# Machine Learning Tools in Action

<hr>

Talk given by Gennady Pekhimenko, UoT.

<hr>

## 1 - Preliminary

There is a dependency circle in machine learning that drives analysis and optimization.
- Performance bottlenecks in DNN training
- Diverse benchmark suite with state-of-the-art models
- Key performance metrics
- Tools

The talk focuses on the latter: **tooling**.

### Feature maps

Feature maps remain still more important than weights for memory consumption. To assess the memory consumption of a model, new tools have been created:

### Skyline

Skyline is an interactive in-editor performance Visualization and Debugging for DNN training. It is motivated by the exploratory need to find why a model runs slow

**Key features**:
- key performance metrics (throughput, memory usage)
- Iteration run time and memory footprint breakdowns
- Interactive visualizations linked to batch size predictions
- Live and proactive performance debugging during development

<hr>

## 2 - The Problem

Many GPUs are available for deep neural networks training. Each has a different cost and performance. AS such, a user should ponder what to choose for training.

**Key observations**:

- DNN training computation is highly repetitive
- Predicting a GPU's training performance by predicting the execution time of a single iteration.


**The work presented**:

- Use an existing GPU to predict execution times on a different GPU using wave scaling and pre-trained MLPs
- Implement ideas in a new tool called Habitat
- Show two case studies where HAbitat leads users to the correct GPU choice..

### Key observations

- Deep learning users may already have an existing GPU
- DNN training is a repetitive process
- Use existing GPU to make iteration execution time predictions for other GPUs

<hr>

## 3 - Habitat: A runtine-base performance predictor

### Process

1. Profile all operations in a training iteartion on an existing GPU
2. Predict each oepration using wave scaling or a MLP

![hw](images/habitatworkflow.png)

### Behind the hood

GPU kernels are entites to which the programmer divide work into thread blocks (Same code, different data). Streaming Multiprocessors run a finite number of blocks concurrently. And blocks round-robin scheduled onto the SMs. As such GPU kernels execute in "**wave**" of thread blocks.

### Wave Scaling

Wave scaling predicts a kernel execution of a GPU on another GPU.

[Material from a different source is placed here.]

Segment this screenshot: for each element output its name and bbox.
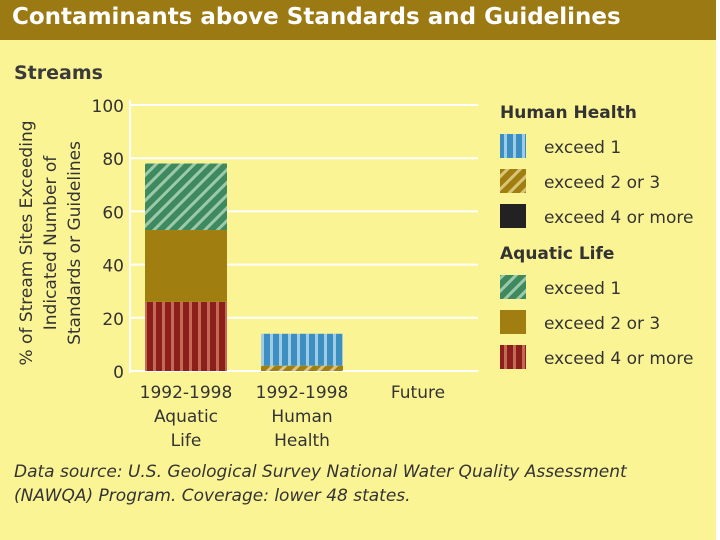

GPU can enjoy different types of scaling factors:
- Memory bandwidth
- Wave size
- Clock frequency

### One wrinkle

- Wave scaling assumes the same kernel is used across GPUs
- A few DNN operations use architecture-specific kernels (kernel variation): Convolutions, linear (dense) layers, LSTMS
- Habitat uses pre-trained MLPs for these operations

### Evaluation

How accurate are Habitat's predictions?

<hr>

## 4 - Habitat's performance

### How accurate is Habitat

This is performed by predicting iteration execution time on a GPU. Habitat makes accurate predictions with an average error of **11.8%** across all configurations (30GPU pairs x 5 models x 3 batch sizes).

### Scenarios answered

- **case 1:** A person wants to train a GNMET and have access to a P4000. Which cloud GPU to use, if any?
    - Habitat correctly predicts that the V100 is the best choice for performance
    - Habitat correctly predicts that the T4 is the best choice for cost

### Why we should not always use the best GPUs

- **case 1:** A person wants to train a DCGAN and have access to a 2080Ti. HAbitat correctly predicts that the V100 only offer a marginal improvement on the 2080Ti.

### Key takeaways

- DNN computation is special (repetitive), enabling new analysis opportunities
- Use runtime-based information to make iteration execution time predictions
- Habitat leads to the correct decision in the case studies
- The hardware landscape is growing, users need help choosing effectively

<hr>

## 5 - Daydream: Accurately Estimating the Efficacy of Optimizations for DNN Training

Benefits of proposed DNN optimizations are note fully exploited because:
- efficacy varies for different HW/SW configurations
- It is onerous to implement optimizations

Daydream efficiently explores the efficacy of various DNN optimization using **Dependency graph analysis**:
- Tracking dependencies at the abstraction of GPU kernels
- Kernel-to-layer mapping
- Transformation rules to model a diverse set of optimizations

The evaluation relies on the low estimation error on 5 optimizations, 5 DNN modesl across 3 applications.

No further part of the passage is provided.